Vendredi 1er : Nous commençons l’année nouvelle avec Mozart en regardant l’adaptation cinématographique qu’a fait Ingmar Bergam de La flûte enchantée.

En ce dimanche 3, solennité de l’Épiphanie : nous continuons notre visite des trésors que recèle le Vatican : des papes d’Avignon à Michel-Ange. Visite que nous terminerons le dimanche 17 avec la période allant de Raphaël à aujourd’hui. Quand on dit que « la beauté sauvera le monde ! »

Semaine du 4 : Pas de fabrication cette semaine car un des employés de la fromagerie a été testé positif. Il en ira de même la semaine prochaine mais pour une raison plus positive. Pour comprendre, se reporter à la date du samedi 9.

Jeudi 7 : Après None, nous faisons le tour du propriétaire…de l’hôtellerie pour découvrir la rénovation des chambres. Le tout béni par Père Abbé et une petite dégustation autour d’une nouvelle machine à café.
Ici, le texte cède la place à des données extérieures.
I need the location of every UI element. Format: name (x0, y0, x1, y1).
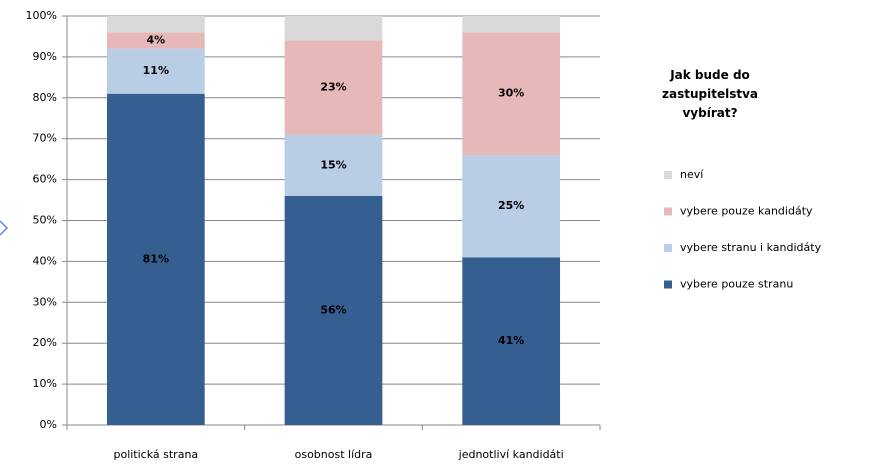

Quant à la réouverture, au vu de l’évolution de l’épidémie, elle ne se fera pas vers la fin du mois comme nous pouvions l’espérer, mais elle est envisagée à une date… encore inconnue ?

Samedi 9 : S’il y a un événement important à rapporter, c’est bien la présence parmi nous pour 8 jours de Père Philippe Robert (SJ) qui nous prêche la retraite communautaire sur le thème : « Moïse, figure du Christ, figure du chrétien ». Un bel « Exercice » en compagnie de celui à qui Dieu parle comme un ami à son ami.

Pendant ce temps on en profite pour installer un nouveau « pasteurisateur » inauguré le vendredi 15 avec la fabrication d’une petite cuve de 3000 litres de « desserts ». La qualité du fromage devrait en être améliorée.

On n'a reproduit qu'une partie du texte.